High Tibial Osteotomy
Osteotomy literally means cutting of bone. During an osteotomy the bone is cut and its position is changed in order to shift the pressures from one part of a joint to another. The idea is that the bone is cut and realigned to take pressure off the affected part and put onto a better part of the joint.
INDICATIONS
- Patients are generally young (under 55 years of age) and active
- They have arthritis affecting one part of the joint
- They have a good range of motion of the joint
- They have good bone quality
- They are able to non weight bear on crutches
- They are committed to rehabilitation
CONTRAINDICATIONS
- Inflammatory arthritis
- Infection
- More than one compartment involved
- Stiffness
- Obesity
- Over 65 years of age
Opening wedge osteotomy
Closing wedge osteotomy
For more information on Osteotomy please click here
Total Knee Replacement
As the arthritis progresses and the entire joint becomes involved it may be necessary to consider a total knee replacement. This operation involves removal of about 1cm of bone from the end of the thigh bone (femur) and a similar amount from the top of the shin bone (tibia) to allow insertion of the metal and plastic components. This procedure is a major operation and requires about a week in hospital and about 2 weeks in a specialist rehabilitation facility. The physiotherapy in the first month is very demanding and it can take 6 months to be totally satisfied with knee function (Satisfactory results are seen in 90-95% of cases). Unfortunately the plastic can wear out so your knee replacement may not last a lifetime. Some people need a second operation 10 or 15 years after their first one but there are many reports in the literature of 15 years or more satisfactory function following total knee replacement.
Total knee replacements can be inserted with or without bone cement.
Cemented total knee replacement
Cementless total knee replacement
In a total knee replacement all of the damaged joint surfaces are replaced with the metal and polyethylene prosthetic components.

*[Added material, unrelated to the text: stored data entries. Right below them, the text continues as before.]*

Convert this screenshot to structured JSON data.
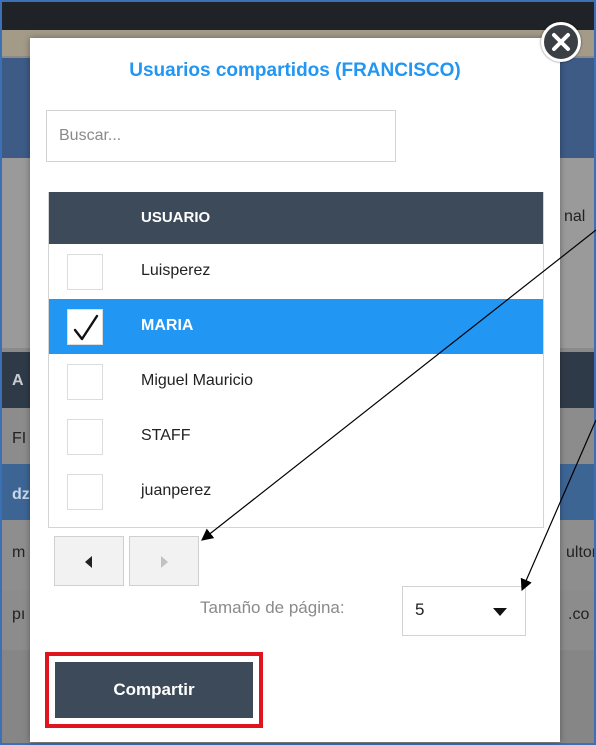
{
  "background": {
    "side_text_1": "nal",
    "side_text_2": "ultor",
    "side_text_3": ".co",
    "left_text_fi": "FI",
    "left_text_az": "A",
    "left_text_d": "dz",
    "left_text_m": "m",
    "left_text_p": "pı"
  },
  "modal": {
    "title": "Usuarios compartidos (FRANCISCO)",
    "search": {
      "placeholder": "Buscar...",
      "value": ""
    },
    "grid": {
      "column_header": "USUARIO",
      "rows": [
        {
          "label": "Luisperez",
          "checked": false,
          "selected": false
        },
        {
          "label": "MARIA",
          "checked": true,
          "selected": true
        },
        {
          "label": "Miguel Mauricio",
          "checked": false,
          "selected": false
        },
        {
          "label": "STAFF",
          "checked": false,
          "selected": false
        },
        {
          "label": "juanperez",
          "checked": false,
          "selected": false
        }
      ]
    },
    "pager": {
      "prev_icon": "triangle-left-icon",
      "next_icon": "triangle-right-icon",
      "page_size_label": "Tamaño de página:",
      "page_size_value": "5"
    },
    "share_button_label": "Compartir",
    "close_icon": "close-icon"
  },
  "colors": {
    "accent": "#2196f3",
    "header_bg": "#3d4a5a",
    "highlight_border": "#e0141f"
  }
}
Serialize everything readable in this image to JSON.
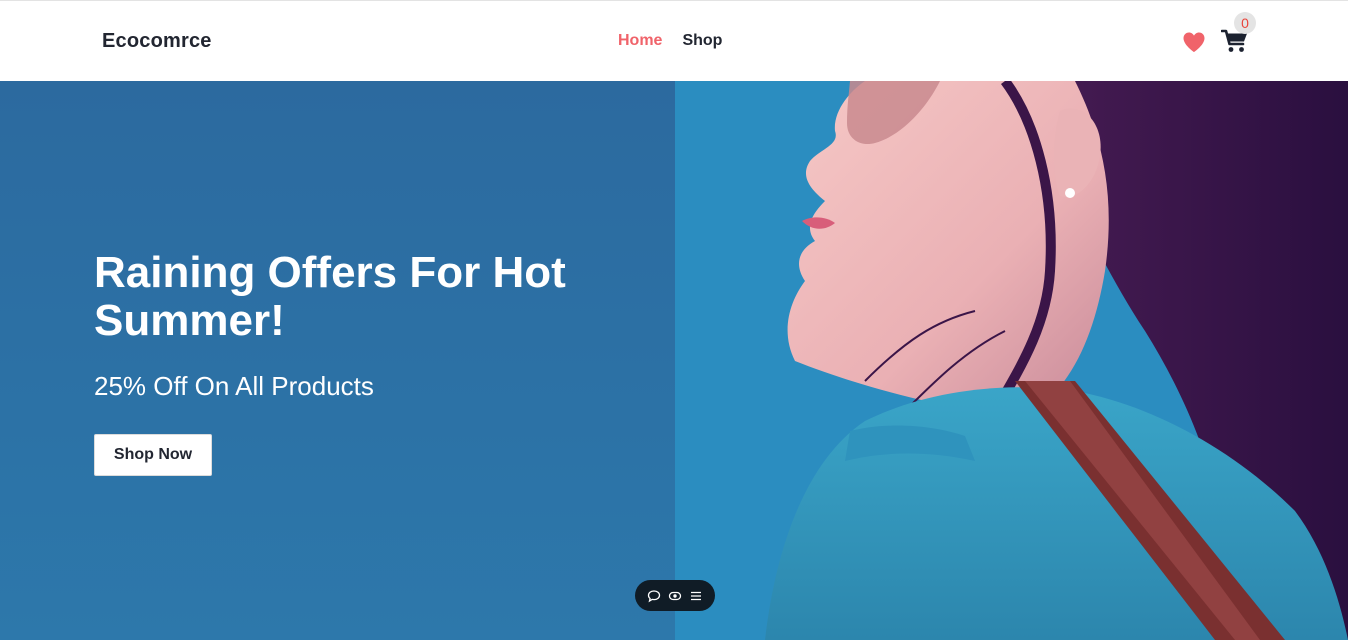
{
  "header": {
    "brand": "Ecocomrce",
    "nav": [
      {
        "label": "Home",
        "active": true
      },
      {
        "label": "Shop",
        "active": false
      }
    ],
    "icons": {
      "wishlist": "heart-icon",
      "cart": "shopping-cart-icon"
    },
    "cart_count": "0"
  },
  "hero": {
    "title": "Raining Offers For Hot Summer!",
    "subtitle": "25% Off On All Products",
    "cta_label": "Shop Now",
    "image": "woman-in-sunglasses-photo"
  },
  "toolbar": {
    "icons": [
      "comment-icon",
      "eye-icon",
      "menu-icon"
    ]
  },
  "colors": {
    "accent": "#f0636a",
    "text_dark": "#222631",
    "hero_left_bg": "#2c6f a3",
    "hero_right_bg": "#2b8dc0",
    "badge_text": "#e9453c"
  }
}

For more information on Total Knee Replacement please click here
Revision Total Knee Replacement
If a knee replacement wears out a revision replacement will be required. The operation involves removing the old implants and replacement with a new knee and may require bone grafting or other specialised techniques to achieve a satisfactory result. This is a major surgical undertaking but with careful planning a successful result can be anticipated in over 90% of cases.
Revision knee replacements involve larger implants and require more bone removal.